To compound the contrived and invited errors, the Public Defender next obtained admission of a third prior statement to the police by the witness Francis that repeated his testimony given from the witness stand that Gabriel shot Temdik. Neither defense counsel nor the court attempted' to explain the grounds for admitting this third out-of-court statement. It was error but not prejudicial to the appellant.

Nor did this procedure halt with the witness Francis. It continued when the ten-year-old son of the defendant, Gabriel, was called by the defense. Gabriel testified that he was "playing" with the rifle, "and the rifle exploded and I saw Temdik fall in the river." Gabriel also gave three statements to the police. One was offered and admitted in evidence as the Prosecution's Exhibit 3. The other two were marked for identification but not admitted.
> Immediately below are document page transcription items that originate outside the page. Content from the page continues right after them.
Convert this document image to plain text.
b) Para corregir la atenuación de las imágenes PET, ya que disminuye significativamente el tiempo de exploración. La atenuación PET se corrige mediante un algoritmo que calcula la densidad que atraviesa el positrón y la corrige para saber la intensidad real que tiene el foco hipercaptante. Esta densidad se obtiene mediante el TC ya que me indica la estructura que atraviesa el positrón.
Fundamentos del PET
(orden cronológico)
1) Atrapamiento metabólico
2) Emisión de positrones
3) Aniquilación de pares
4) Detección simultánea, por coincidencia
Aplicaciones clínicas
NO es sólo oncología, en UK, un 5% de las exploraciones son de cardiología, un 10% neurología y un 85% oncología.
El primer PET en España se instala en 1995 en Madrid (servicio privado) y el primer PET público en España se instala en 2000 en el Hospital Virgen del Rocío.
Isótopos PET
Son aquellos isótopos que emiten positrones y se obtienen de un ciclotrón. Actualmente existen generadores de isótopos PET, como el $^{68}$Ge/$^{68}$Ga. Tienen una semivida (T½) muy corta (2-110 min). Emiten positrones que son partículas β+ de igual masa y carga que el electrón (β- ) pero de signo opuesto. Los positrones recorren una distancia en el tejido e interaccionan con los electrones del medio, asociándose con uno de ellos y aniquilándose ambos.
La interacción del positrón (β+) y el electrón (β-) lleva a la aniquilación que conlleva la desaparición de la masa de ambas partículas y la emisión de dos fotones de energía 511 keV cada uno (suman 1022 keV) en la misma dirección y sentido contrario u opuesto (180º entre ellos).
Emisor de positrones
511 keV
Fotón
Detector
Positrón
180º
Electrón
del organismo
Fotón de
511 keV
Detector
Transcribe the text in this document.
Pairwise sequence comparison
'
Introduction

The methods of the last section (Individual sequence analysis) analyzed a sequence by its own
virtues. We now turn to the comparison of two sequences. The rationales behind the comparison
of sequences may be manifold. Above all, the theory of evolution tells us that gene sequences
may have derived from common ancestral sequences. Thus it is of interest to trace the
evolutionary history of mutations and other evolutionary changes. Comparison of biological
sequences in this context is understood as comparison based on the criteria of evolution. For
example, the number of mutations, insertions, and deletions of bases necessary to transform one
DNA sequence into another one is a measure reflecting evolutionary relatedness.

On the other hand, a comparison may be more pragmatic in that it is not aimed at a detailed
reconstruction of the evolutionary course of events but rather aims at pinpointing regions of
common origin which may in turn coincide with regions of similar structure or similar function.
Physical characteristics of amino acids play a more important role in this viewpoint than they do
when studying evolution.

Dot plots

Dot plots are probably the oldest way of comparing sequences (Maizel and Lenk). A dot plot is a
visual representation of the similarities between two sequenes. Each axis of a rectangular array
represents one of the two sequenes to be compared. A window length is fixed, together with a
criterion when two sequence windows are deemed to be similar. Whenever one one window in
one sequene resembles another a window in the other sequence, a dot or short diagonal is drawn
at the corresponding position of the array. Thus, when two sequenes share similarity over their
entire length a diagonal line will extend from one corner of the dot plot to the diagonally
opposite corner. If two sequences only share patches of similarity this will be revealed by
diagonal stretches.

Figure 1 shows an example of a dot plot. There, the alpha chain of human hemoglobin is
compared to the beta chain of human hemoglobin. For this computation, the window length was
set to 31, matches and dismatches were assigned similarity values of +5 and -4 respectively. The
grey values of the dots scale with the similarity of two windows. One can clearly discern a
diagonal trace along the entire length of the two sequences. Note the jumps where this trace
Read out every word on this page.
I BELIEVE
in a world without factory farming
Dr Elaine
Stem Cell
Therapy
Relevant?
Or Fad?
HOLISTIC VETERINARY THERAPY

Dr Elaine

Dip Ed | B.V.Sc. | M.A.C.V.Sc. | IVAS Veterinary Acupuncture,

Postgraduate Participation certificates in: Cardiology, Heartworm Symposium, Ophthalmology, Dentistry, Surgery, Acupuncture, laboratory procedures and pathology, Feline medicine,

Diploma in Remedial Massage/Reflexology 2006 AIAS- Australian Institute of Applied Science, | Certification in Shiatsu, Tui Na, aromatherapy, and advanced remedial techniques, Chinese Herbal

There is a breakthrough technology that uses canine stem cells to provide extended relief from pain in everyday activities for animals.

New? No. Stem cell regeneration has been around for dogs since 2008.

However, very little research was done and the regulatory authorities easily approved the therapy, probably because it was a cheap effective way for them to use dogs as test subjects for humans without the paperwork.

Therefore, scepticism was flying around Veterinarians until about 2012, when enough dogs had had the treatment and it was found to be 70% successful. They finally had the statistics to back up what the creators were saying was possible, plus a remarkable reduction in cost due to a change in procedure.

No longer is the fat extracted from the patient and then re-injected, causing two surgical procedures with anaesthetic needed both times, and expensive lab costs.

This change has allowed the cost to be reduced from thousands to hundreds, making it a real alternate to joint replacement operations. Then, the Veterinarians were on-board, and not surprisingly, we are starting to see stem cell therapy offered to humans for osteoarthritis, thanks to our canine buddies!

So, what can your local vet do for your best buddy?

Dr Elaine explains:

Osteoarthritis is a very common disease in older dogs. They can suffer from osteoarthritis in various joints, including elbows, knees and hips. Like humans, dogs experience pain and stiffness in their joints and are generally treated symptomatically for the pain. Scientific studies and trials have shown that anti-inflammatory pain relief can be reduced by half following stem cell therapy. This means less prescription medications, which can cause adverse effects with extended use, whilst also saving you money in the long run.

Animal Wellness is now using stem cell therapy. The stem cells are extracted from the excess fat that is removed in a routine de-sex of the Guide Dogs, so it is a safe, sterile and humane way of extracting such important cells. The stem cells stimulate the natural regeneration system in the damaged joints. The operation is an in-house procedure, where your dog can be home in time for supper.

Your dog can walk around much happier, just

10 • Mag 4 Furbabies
As impeachment of Gabriel's trial testimony that the rifle "exploded" while he held it, the statement to the police said:-

"My father increase in madness and ask mother what she said or if (she) like to receive a piece of a floor on her head. Whereas my mother also rose in anger then said, 'If you dislike us arguing concerning our children, take the life of Temdik right now.' My father instantly rose and took a gun to the door, squat, aim at Temdik, and shot him under an apple tree."

[22-24] Prior written statements, not made under oath and without opportunity for cross-examination, are inadmissible hearsay. They may be introduced for impeaching purposes when the witness has denied making the inconsistent statement. If the witness admits he has made prior statements, inconsistent to his testimony, the impeachment if the witness has been accomplished and it is unnecessary to put into the record the prior statement since its only purpose is for impeachment and it is without probative value.

For the rule recently laid down by this court as to admissibility of prior statements and testimony, see: Fredriech Helgenberger v. Trust Territory, supra.

The conviction is not sustained by the evidence the court was entitled to believe. All the court had before it as believable substantive evidence was the admission of the defendant to his relative who was a police officer, that he killed his son. The medical evidence showed the victim was shot through the head by defendant's rifle. But these facts were not sufficient to establish a criminal offense because they did not show the circumstances of the killing. The trial judge relied upon impeaching evidence for the necessary substantive evidence of the elements of the crime of voluntary manslaughter. This he was not entitled to do.

Nor must it be concluded from the foregoing that the defense established the innocence of the defendant. To the contrary, the defense established nothing to the satisfaction of the trial judge and we necessarily accept that conclusion.

The appellant is entitled to another trial in which the verdict is not influenced by erroneously admitted evidence.

For the foregoing reasons, the conviction of Ngirblekuu Debesol of voluntary manslaughter must be, and is hereby, reversed and the matter is referred to the Trial Division for further proceedings not inconsistent with this judgment.